Gagnon volunteered at one of these B.C. sites over a weekend last November and saw how well they work with her own eyes, reaching people who might otherwise have nowhere else to go.

“Some of these people won’t go to a supervised injection site for various reasons,” she said.

“It’s just very effective, low-cost, and the bottom line is we are saving lives with these sites.”

Earlier this month, Toronto announced it was hoping to speed up the opening of three safe injection sites it aims to open this fall.

In the interim, Toronto Public Health is following the pop-up tent organizers’ lead and opening their own temporary injection site within the next few days.

“Whether it’s interim or it’s permanent in nature, it will provide a location where drug use can occur in a supervised fashion, thereby minimizing any risk, or as much risk as we can,” Toronto Medical Officer of Health Dr. Eileen de Villa said.

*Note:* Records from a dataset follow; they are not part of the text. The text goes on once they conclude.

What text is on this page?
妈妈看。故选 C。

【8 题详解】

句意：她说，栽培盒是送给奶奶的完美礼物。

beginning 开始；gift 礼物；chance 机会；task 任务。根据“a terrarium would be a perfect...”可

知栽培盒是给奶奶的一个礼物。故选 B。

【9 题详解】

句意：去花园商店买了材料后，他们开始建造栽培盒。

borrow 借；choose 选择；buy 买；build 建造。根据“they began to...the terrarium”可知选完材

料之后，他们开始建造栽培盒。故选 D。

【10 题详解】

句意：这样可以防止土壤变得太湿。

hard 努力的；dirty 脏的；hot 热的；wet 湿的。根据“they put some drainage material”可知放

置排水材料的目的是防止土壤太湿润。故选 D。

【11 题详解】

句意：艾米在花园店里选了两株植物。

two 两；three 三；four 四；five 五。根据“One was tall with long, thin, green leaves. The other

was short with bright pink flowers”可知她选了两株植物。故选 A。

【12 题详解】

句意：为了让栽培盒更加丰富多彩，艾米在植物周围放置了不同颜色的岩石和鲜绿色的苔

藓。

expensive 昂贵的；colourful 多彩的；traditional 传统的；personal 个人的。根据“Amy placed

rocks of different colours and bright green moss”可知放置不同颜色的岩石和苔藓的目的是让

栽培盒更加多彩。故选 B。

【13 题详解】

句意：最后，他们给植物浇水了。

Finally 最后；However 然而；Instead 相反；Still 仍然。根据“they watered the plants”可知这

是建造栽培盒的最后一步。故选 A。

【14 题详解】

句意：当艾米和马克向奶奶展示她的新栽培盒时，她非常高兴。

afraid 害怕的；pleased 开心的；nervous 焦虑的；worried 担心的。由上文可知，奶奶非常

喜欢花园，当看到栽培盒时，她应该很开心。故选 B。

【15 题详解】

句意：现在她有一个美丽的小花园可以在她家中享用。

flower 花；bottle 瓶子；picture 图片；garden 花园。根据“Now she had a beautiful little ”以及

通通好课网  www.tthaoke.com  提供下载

On Monday, Coun. Joe Cressy, a member of Toronto's board of health, said the city is working to partially open at least one of the three sites by the end of this week.

Not everyone is on board with the new injection sites, however. Toronto Coun. Giorgio Mammoliti expressed concern that the facilities will attract drug users to the city.

“We’re telling them that it’s legitimized,” Mammoliti said. “We’re telling them they don’t have to worry about being arrested.”

Despite some opposition, Dodd said the problem can’t be ignored.

“We’ve been telling city officials and anyone who would listen that we’re in a crisis that has been escalating since last year.”

From 2004 to 2015, there has been a 73 per cent increase in overdose deaths in Toronto. In this year alone, 326 people have visited emergency rooms in the city due to substance abuse.